Langkah efisiensi ini diprediksi akan membawa penyesuaian signifikan, baik dari segi jumlah sasaran penerima manfaat maupun mekanisme operasional di lapangan.
Baca Juga: Dipengaruhi Sentimen Global dan Pidato Presiden, Rupiah Kembali Tembus Level Rp18.000 per Dolar AS
Berdasarkan dokumen internal yang dikutip oleh Reuters, pengurangan anggaran ini berpotensi mengoreksi target jumlah penerima manfaat dari yang semula direncanakan sebanyak 62,5 juta orang menjadi sekitar 49 juta orang.
Kendati demikian, angka-angka tersebut belum bersifat absolut karena keputusan final masih dalam tahap pembahasan intensif di tingkat kementerian dan lembaga terkait.
Sebagai bagian dari pengetatan anggaran, pemerintah juga dilaporkan tengah mempertimbangkan untuk menghentian sementara proyek penambahan ribuan unit dapur MBG baru di berbagai wilayah.
Langkah ini diambil agar sisa anggaran yang ada dapat difokuskan sepenuhnya untuk meningkatkan mutu dan efektivitas distribusi program yang sudah berjalan.
Usulan Prioritas Pasien TBC Menjadi Sorotan DPR
Di tengah wacana pemangkasan dana tersebut, tantangan baru muncul dari sisi perluasan cakupan medis. Kementerian Kesehatan (Kemenkes) mengusulkan agar para pasien yang terinfeksi Tuberkulosis (TBC) turut dimasukkan ke dalam kelompok prioritas penerima manfaat Makan Bergizi Gratis.
Usulan ini didasari oleh realitas medis bahwa pemulihan pasien TBC sangat bergantung pada asupan nutrisi yang kuat.
Terlebih lagi, Indonesia saat ini masih menghadapi kondisi darurat TBC dengan catatan sekitar 1 juta kasus aktif dan angka kematian yang menyentuh kisaran 160 ribu jiwa setiap tahunnya.

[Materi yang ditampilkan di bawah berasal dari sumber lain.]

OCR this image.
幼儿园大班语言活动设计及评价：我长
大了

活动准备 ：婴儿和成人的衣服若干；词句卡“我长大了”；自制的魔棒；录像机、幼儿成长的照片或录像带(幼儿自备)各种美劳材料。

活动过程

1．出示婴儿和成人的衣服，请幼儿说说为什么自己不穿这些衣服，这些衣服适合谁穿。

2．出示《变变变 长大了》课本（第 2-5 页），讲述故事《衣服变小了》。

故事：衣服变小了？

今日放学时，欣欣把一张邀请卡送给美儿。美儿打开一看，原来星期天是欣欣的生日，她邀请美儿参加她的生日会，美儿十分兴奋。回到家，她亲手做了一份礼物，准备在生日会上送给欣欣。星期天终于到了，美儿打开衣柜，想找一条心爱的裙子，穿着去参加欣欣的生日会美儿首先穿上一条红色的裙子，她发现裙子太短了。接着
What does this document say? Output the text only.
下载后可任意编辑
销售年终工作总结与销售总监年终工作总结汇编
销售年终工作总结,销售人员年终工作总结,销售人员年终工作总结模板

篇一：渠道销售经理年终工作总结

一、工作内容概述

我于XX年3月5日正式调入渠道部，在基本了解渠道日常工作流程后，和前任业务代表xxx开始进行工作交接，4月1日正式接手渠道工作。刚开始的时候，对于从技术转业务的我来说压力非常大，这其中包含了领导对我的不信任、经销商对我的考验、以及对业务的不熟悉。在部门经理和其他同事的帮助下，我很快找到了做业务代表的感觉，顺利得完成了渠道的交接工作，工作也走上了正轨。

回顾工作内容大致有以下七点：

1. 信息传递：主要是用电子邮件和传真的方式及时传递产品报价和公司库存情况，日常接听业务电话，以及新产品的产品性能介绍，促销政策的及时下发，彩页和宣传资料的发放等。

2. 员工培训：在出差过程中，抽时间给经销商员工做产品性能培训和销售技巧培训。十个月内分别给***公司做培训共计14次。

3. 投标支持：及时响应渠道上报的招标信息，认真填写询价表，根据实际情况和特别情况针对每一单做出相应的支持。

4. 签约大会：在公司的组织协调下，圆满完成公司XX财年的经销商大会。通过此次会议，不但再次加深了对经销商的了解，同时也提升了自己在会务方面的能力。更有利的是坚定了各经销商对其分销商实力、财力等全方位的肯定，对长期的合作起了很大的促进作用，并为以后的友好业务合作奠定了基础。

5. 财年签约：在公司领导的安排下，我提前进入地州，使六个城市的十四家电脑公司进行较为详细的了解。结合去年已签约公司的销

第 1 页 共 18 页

Dilema Anggaran: Meskipun usulan Kemenkes dinilai sangat mulia dari kacamata kemanusiaan dan kesehatan publik, langkah ini justru memicu gelombang pertanyaan dari Dewan Perwakilan Rakyat (DPR) RI.
Para anggota legislatif mempertanyakan kesiapan pos anggaran baru di tengah rencana pemangkasan dana besar-besaran, serta menuntut adanya kajian pelaksanaan yang matang agar program tidak tumpang tindih.
Digitalisasi MBG: Peta Jalan AI 2026–2029
Guna menyiasati keterbatasan anggaran dan menekan potensi kebocoran logistik, pemerintah mengambil langkah progresif dengan menyiapkan peta jalan (roadmap) pemanfaatan kecerdasan buatan (Artificial Intelligence/AI). Integrasi teknologi ini dimasukkan ke dalam pilar Strategi Nasional periode 2026–2029.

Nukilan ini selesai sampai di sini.